What say you, Volvo drivers? It’s easy enough to be racially ridiculous from a distance, but stick a squirming, (excreting), flesh-and-blood human being under their noses, and all but the most determined race-denying Whites come to Jesus. Because if black behavior is the result of “environment,” as they say, wouldn’t being raised in a loving White home turn a (black baby) into a strapping John McWhorter, enough to make Mr. and Mrs. White burst into uncontrollable grins of parental pride as he delivers a keynote address for a C-SPAN audience? Whites ain’t betting on it, whether they admit it or not.

From a Delaware paper: In 1997 Americans adopted 3,616 Chinese babies. In Delaware, Chinese adoptions outpaced those of Russian children 25 to 19, according to the six licensed agencies that did international adoptions that year in the First State. Many more Chinese babies, almost all girls, are coming. “We're sending about a group a month” to China, said Tara Miller, executive director of Adoptions from the Heart, the nonprofit adoption agency that sent Morrison, a 44-year-old unmarried woman, to China in October to pick up Emily. Delawareans are paying as much as $20,000 to bring home a child from China. By comparison, it can be fairly simple and inexpensive to adopt here at home.

All the while, of course, Mr. and Mrs.
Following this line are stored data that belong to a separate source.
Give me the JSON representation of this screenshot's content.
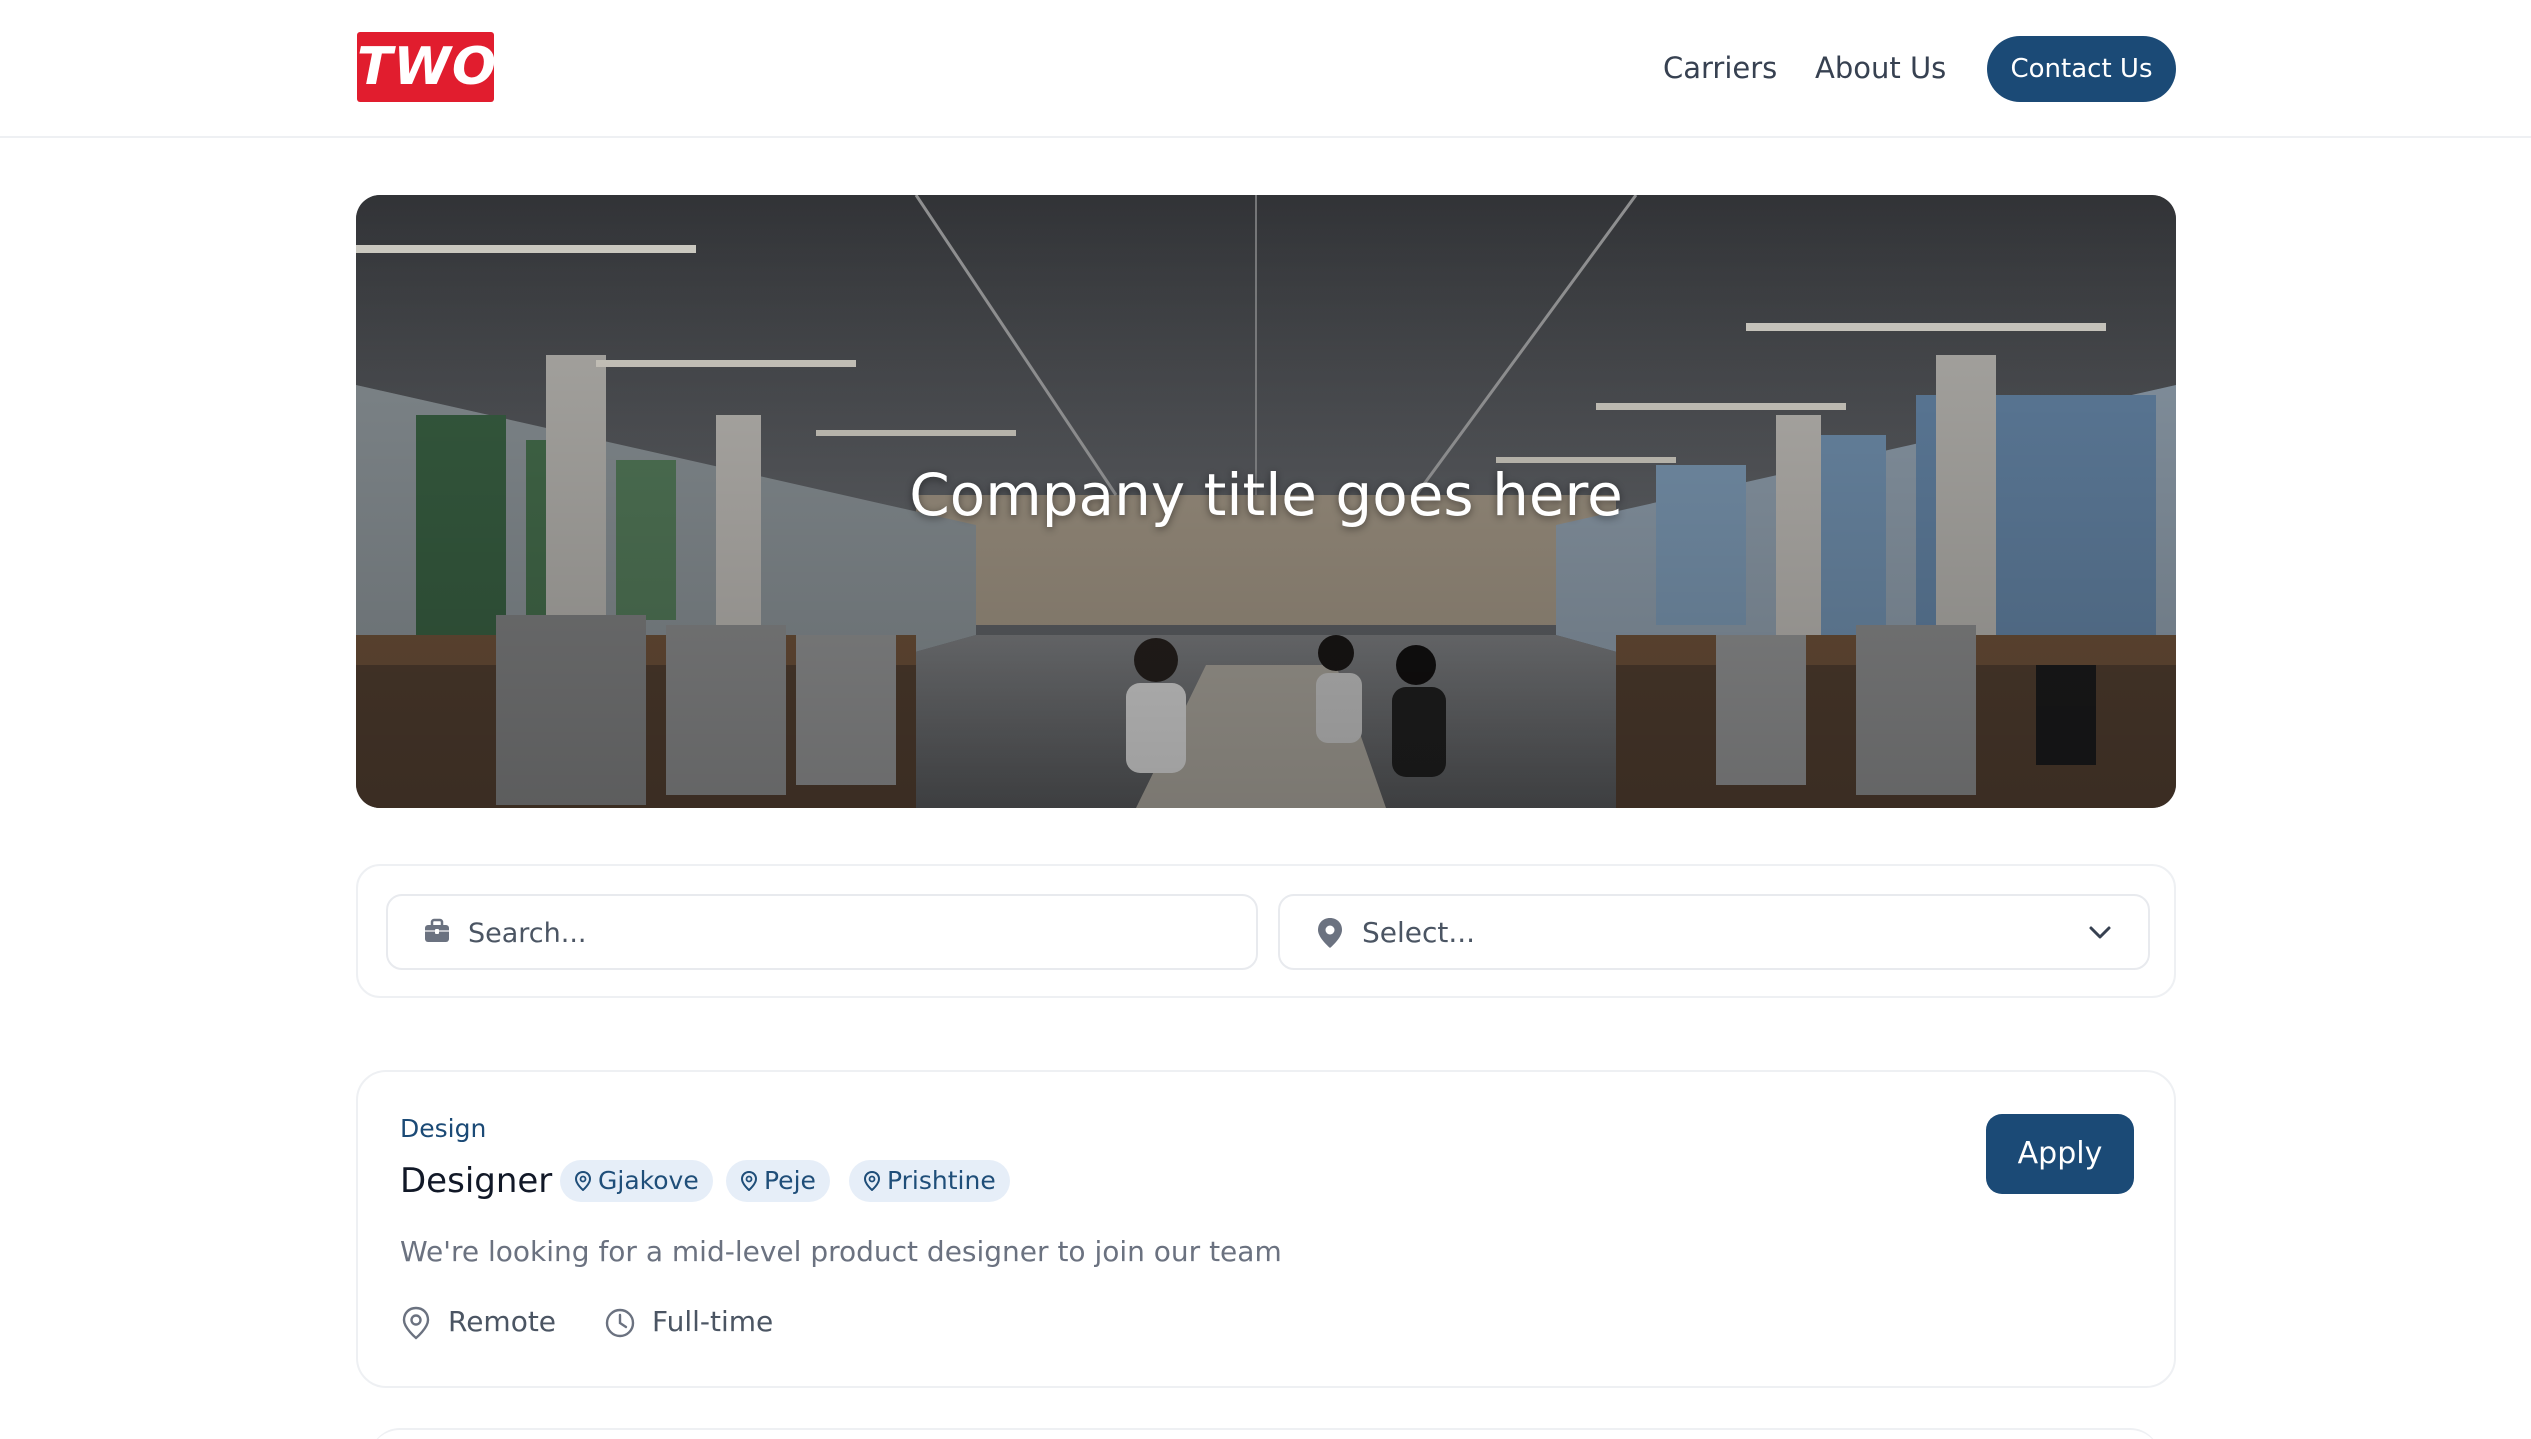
{
  "header": {
    "logo_text": "TWO",
    "nav": [
      "Carriers",
      "About Us"
    ],
    "contact_label": "Contact Us",
    "brand_color": "#e11d2e",
    "accent_color": "#1b4a76"
  },
  "hero": {
    "title": "Company title goes here",
    "image": "open-plan office photo"
  },
  "filters": {
    "search_placeholder": "Search...",
    "search_icon": "briefcase-icon",
    "location_select_value": "Select...",
    "location_icon": "map-pin-icon",
    "dropdown_icon": "chevron-down-icon"
  },
  "jobs": [
    {
      "category": "Design",
      "title": "Designer",
      "locations": [
        "Gjakove",
        "Peje",
        "Prishtine"
      ],
      "description": "We're looking for a mid-level product designer to join our team",
      "work_mode": "Remote",
      "employment_type": "Full-time",
      "apply_label": "Apply"
    }
  ]
}
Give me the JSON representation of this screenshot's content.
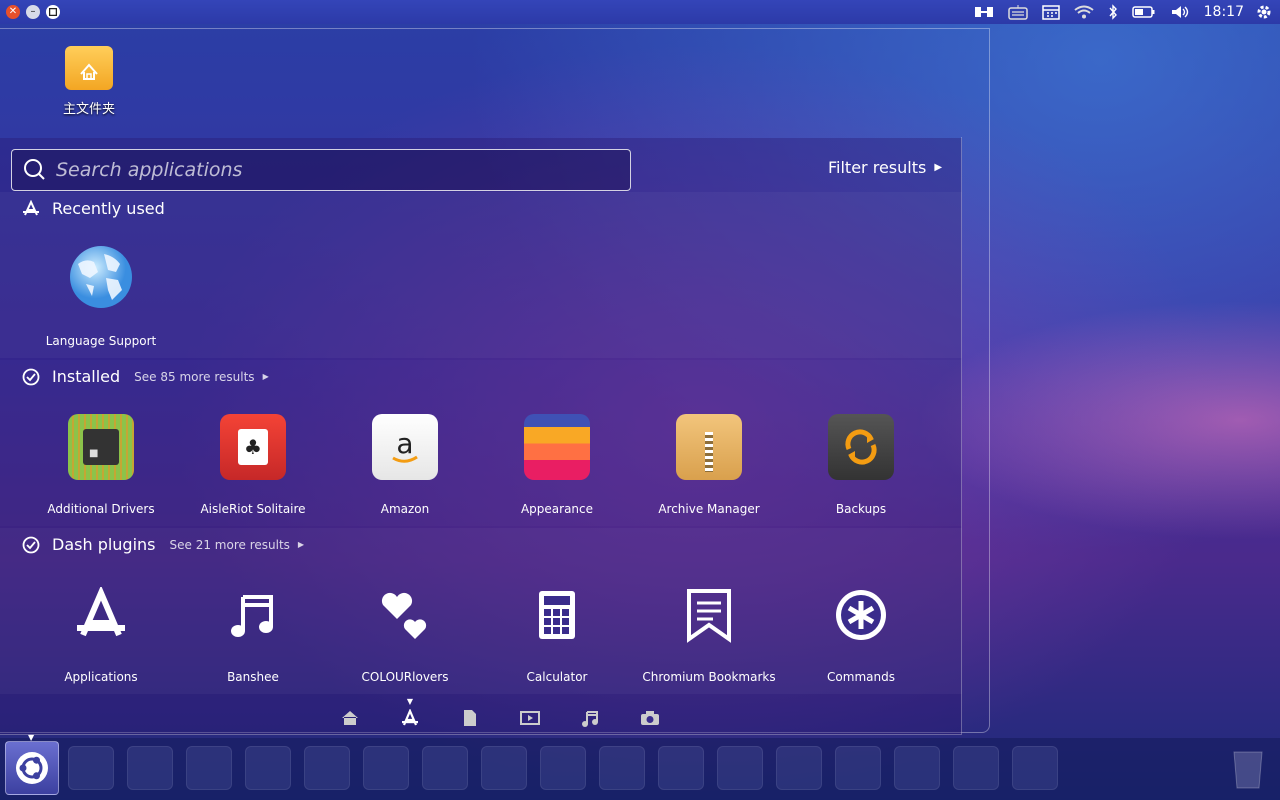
{
  "topbar": {
    "clock": "18:17",
    "indicators": [
      "switch-icon",
      "keyboard-icon",
      "calendar-icon",
      "wifi-icon",
      "bluetooth-icon",
      "battery-icon",
      "volume-icon",
      "gear-icon"
    ]
  },
  "desktop": {
    "home_folder_label": "主文件夹"
  },
  "dash": {
    "search_placeholder": "Search applications",
    "filter_label": "Filter results",
    "sections": {
      "recent": {
        "title": "Recently used",
        "items": [
          "Language Support"
        ]
      },
      "installed": {
        "title": "Installed",
        "more": "See 85 more results",
        "items": [
          "Additional Drivers",
          "AisleRiot Solitaire",
          "Amazon",
          "Appearance",
          "Archive Manager",
          "Backups"
        ]
      },
      "plugins": {
        "title": "Dash plugins",
        "more": "See 21 more results",
        "items": [
          "Applications",
          "Banshee",
          "COLOURlovers",
          "Calculator",
          "Chromium Bookmarks",
          "Commands"
        ]
      }
    },
    "lenses": [
      "home-lens-icon",
      "applications-lens-icon",
      "files-lens-icon",
      "video-lens-icon",
      "music-lens-icon",
      "photo-lens-icon"
    ]
  },
  "colors": {
    "accent": "#e8502b",
    "folder": "#f3a623"
  }
}
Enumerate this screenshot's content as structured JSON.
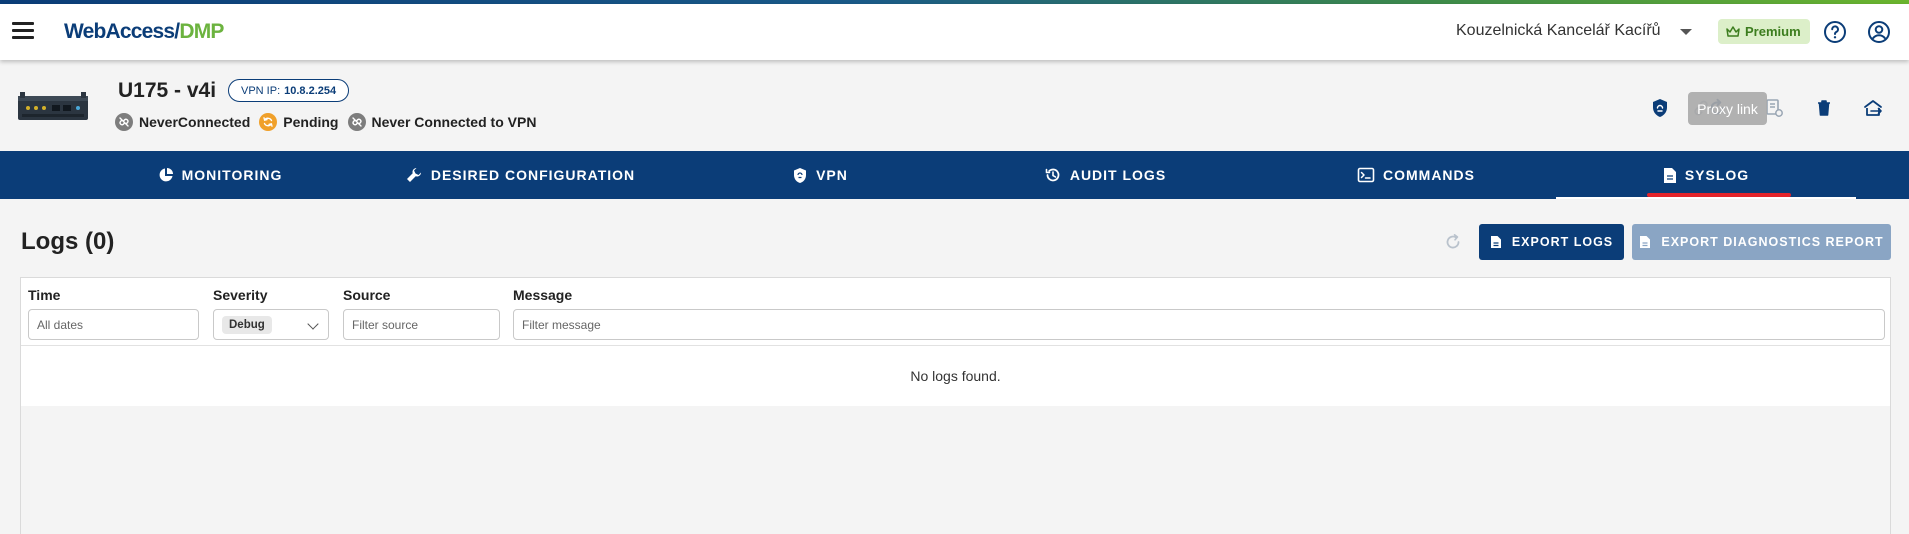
{
  "app": {
    "logo_part1": "WebAccess/",
    "logo_part2": "DMP",
    "organization": "Kouzelnická Kancelář Kacířů",
    "premium_label": "Premium"
  },
  "device": {
    "name": "U175 - v4i",
    "vpn_ip_label": "VPN IP:",
    "vpn_ip": "10.8.2.254",
    "statuses": [
      {
        "label": "NeverConnected",
        "icon": "disconnected-icon"
      },
      {
        "label": "Pending",
        "icon": "sync-icon"
      },
      {
        "label": "Never Connected to VPN",
        "icon": "disconnected-icon"
      }
    ]
  },
  "actions": {
    "tooltip": "Proxy link",
    "icons": [
      "shield-icon",
      "link-icon",
      "reload-icon",
      "config-icon",
      "delete-icon",
      "transfer-icon"
    ]
  },
  "tabs": [
    {
      "label": "MONITORING",
      "icon": "pie-chart-icon"
    },
    {
      "label": "DESIRED CONFIGURATION",
      "icon": "wrench-icon"
    },
    {
      "label": "VPN",
      "icon": "shield-icon"
    },
    {
      "label": "AUDIT LOGS",
      "icon": "history-icon"
    },
    {
      "label": "COMMANDS",
      "icon": "terminal-icon"
    },
    {
      "label": "SYSLOG",
      "icon": "document-icon",
      "active": true
    }
  ],
  "logs": {
    "title": "Logs (0)",
    "export_label": "EXPORT LOGS",
    "diag_label": "EXPORT DIAGNOSTICS REPORT",
    "columns": {
      "time": "Time",
      "severity": "Severity",
      "source": "Source",
      "message": "Message"
    },
    "filters": {
      "time_placeholder": "All dates",
      "severity_value": "Debug",
      "source_placeholder": "Filter source",
      "message_placeholder": "Filter message"
    },
    "empty_text": "No logs found."
  },
  "colors": {
    "brand_navy": "#0b3d78",
    "brand_green": "#6cb33f",
    "active_tab_indicator": "#e4242b",
    "pending_orange": "#f0a02a"
  }
}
White style themselves magnanimous PBS spirit workers, surely worthy of an invite to dinner at Bill Moyers’ house, slaying the twin evils of racism and sexism with one bold adoption. Listen to this treacle from a freelance writer: “In the spring of 2000, my husband and I journeyed to a small town in southern China to meet our new daughter, a beautiful 13-month-old baby girl. On that momentous occasion, we joined the thousands of Americans who are part of a growing cross-cultural phenomenon in which East meets West in unprecedented ways. By adopting a little girl from China, we became part of a new configuration of family that crosses the divides of geography, race, language, economics, and even politics.”

But here’s the problem with this little Hallmark moment. The racial divide between Asians and Whites isn’t nearly as gaping as the one between blacks and Whites, as the piles of IQ data and other evidence demonstrate. The bottom line is that White babies aren’t available for adoption because the supply has been diminished either by Whites’ own avoidance of live birth or care of their own young, both of which are traceable, for better or for worse, to White hyper-responsibility.

Black babies are available by the (negro)-ton for the opposite reason: Blacks spit out offspring in high numbers because they’re simply not thinking about the future – it’s beyond their conceptual abilities. Nor do they have the capacity to embrace the future when it comes. The mini-simians are left to roam, unattended except by the White taxpayer-funded welfare system, which is inevitably blamed for the messes left. And Chinese baby girls fit somewhere between these extremes, their supply caused by something resembling a social system, however crude, and their demand ensured by desirable genetic traits.

So try this for fun, next time you see Mr. and Mrs. White out for a stroll with Emily Chang Wong Edwards. First, confirm that the child was adopted. Then ask, “Are you aware of the high numbers of black babies who go unadopted in America? Why did you make the choice you made?” Pretend to upset about discrimination against American blacks. If you encounter hostility, match it with feigned hostility toward their racism toward blacks. You may get a clever answer. Or you may make two White race-deniers uncomfortable. And that always makes my afternoon in the park.